I am so proud of Josh. He has been through more than most people could ever fathom. My silly boy is such a happy child. Josh has been hospitalized more than I can even remember. He has had 13 surgeries. That boy started physical, occupational,speech, and cognitive therapies at 2 months old. He was in therapy for 10 hours a week by the time he was 4 months old. How many infants do you know that have to work that hard just to survive?
Josh doesn’t know any other life. He may not speak but he has learned to communicate his needs and wants. He is unable to walk but he has his own way of getting around. Josh has adapted to his world . He seems to be quite happy and content.
Our universe comes full circle. If I hadn’t been rejected and felt isolated throughout my life I may not be so cognizant of Josh’s feelings. Josh was 3 years old when I noticed when he was complimented he would look down and sometimes cry. Not feeling worthy of kindness has also been a struggle for me. I immediately started to rectify the situation. Several times a day I would ask Josh if he is the strongest, smartest, silliest, bravest, most beautiful boy in the whole wide world? I would also make him sign yes to everyone of those questions. I would then say ” Have I told you today how much I love you? I love you more than anyone in the whole wide world.” Josh would look away and frown when we first started doing this exercise. Nine years later and we still do this everyday, but now he smiles, laughs, and signs YES as enthusiastically as he can. He knows he is awesome and loved.

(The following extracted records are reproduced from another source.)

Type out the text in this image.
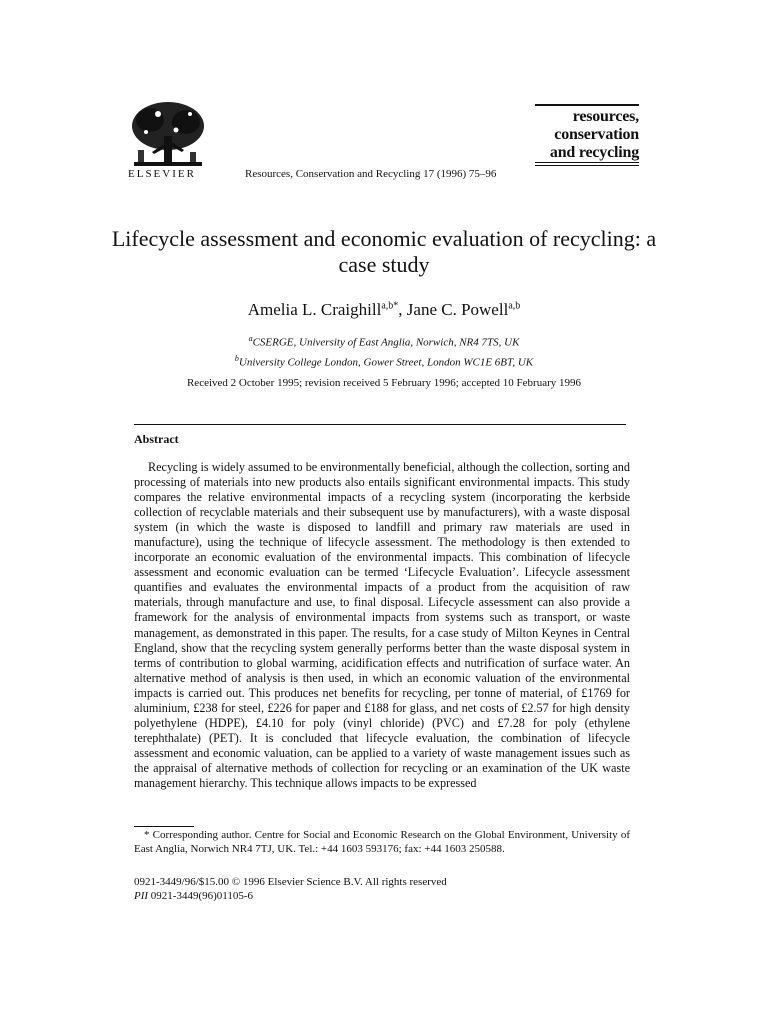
ELSEVIER	Resources, Conservation and Recycling 17 (1996) 75–96
resources,
conservation
and recycling
Lifecycle assessment and economic evaluation of recycling: a case study
Amelia L. Craighill$^{a,b*}$, Jane C. Powell$^{a,b}$
$^a$CSERGE, University of East Anglia, Norwich, NR4 7TS, UK
$^b$University College London, Gower Street, London WC1E 6BT, UK
Received 2 October 1995; revision received 5 February 1996; accepted 10 February 1996
Abstract

Recycling is widely assumed to be environmentally beneficial, although the collection, sorting and processing of materials into new products also entails significant environmental impacts. This study compares the relative environmental impacts of a recycling system (incorporating the kerbside collection of recyclable materials and their subsequent use by manufacturers), with a waste disposal system (in which the waste is disposed to landfill and primary raw materials are used in manufacture), using the technique of lifecycle assessment. The methodology is then extended to incorporate an economic evaluation of the environmental impacts. This combination of lifecycle assessment and economic evaluation can be termed ‘Lifecycle Evaluation’. Lifecycle assessment quantifies and evaluates the environmental impacts of a product from the acquisition of raw materials, through manufacture and use, to final disposal. Lifecycle assessment can also provide a framework for the analysis of environmental impacts from systems such as transport, or waste management, as demonstrated in this paper. The results, for a case study of Milton Keynes in Central England, show that the recycling system generally performs better than the waste disposal system in terms of contribution to global warming, acidification effects and nutrification of surface water. An alternative method of analysis is then used, in which an economic valuation of the environmental impacts is carried out. This produces net benefits for recycling, per tonne of material, of £1769 for aluminium, £238 for steel, £226 for paper and £188 for glass, and net costs of £2.57 for high density polyethylene (HDPE), £4.10 for poly (vinyl chloride) (PVC) and £7.28 for poly (ethylene terephthalate) (PET). It is concluded that lifecycle evaluation, the combination of lifecycle assessment and economic valuation, can be applied to a variety of waste management issues such as the appraisal of alternative methods of collection for recycling or an examination of the UK waste management hierarchy. This technique allows impacts to be expressed

* Corresponding author. Centre for Social and Economic Research on the Global Environment, University of East Anglia, Norwich NR4 7TJ, UK. Tel.: +44 1603 593176; fax: +44 1603 250588.
0921-3449/96/$15.00 © 1996 Elsevier Science B.V. All rights reserved
PII 0921-3449(96)01105-6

I could let my past or even the struggles that come with having a severely disabled child impact me in a negative way. I choose to look at the beauty in my life. Don’t get me wrong I am not always Miss Susie Sunshine. I sometimes cry , feel overwhelmed and even sad by our unique situation. However, I have a beautiful, loving, sweet, smart, and sensitive son. I know what it is like to give and receive unconditional love. I have seen miracles take place through him. I have meant some of the most amazing people I could ever imagine knowing. Joshua has made me look at life differently. He has made me a much better person. As cheesy as it may sound how can I possibly wallow in sadness? I have been given the most incredible gift. A beautiful, healthy, funny ray of sunshine by the name of Josh.
I am thankful everyday for my crazy, wonderful, and chaotic life. I wouldn’t trade it for anything.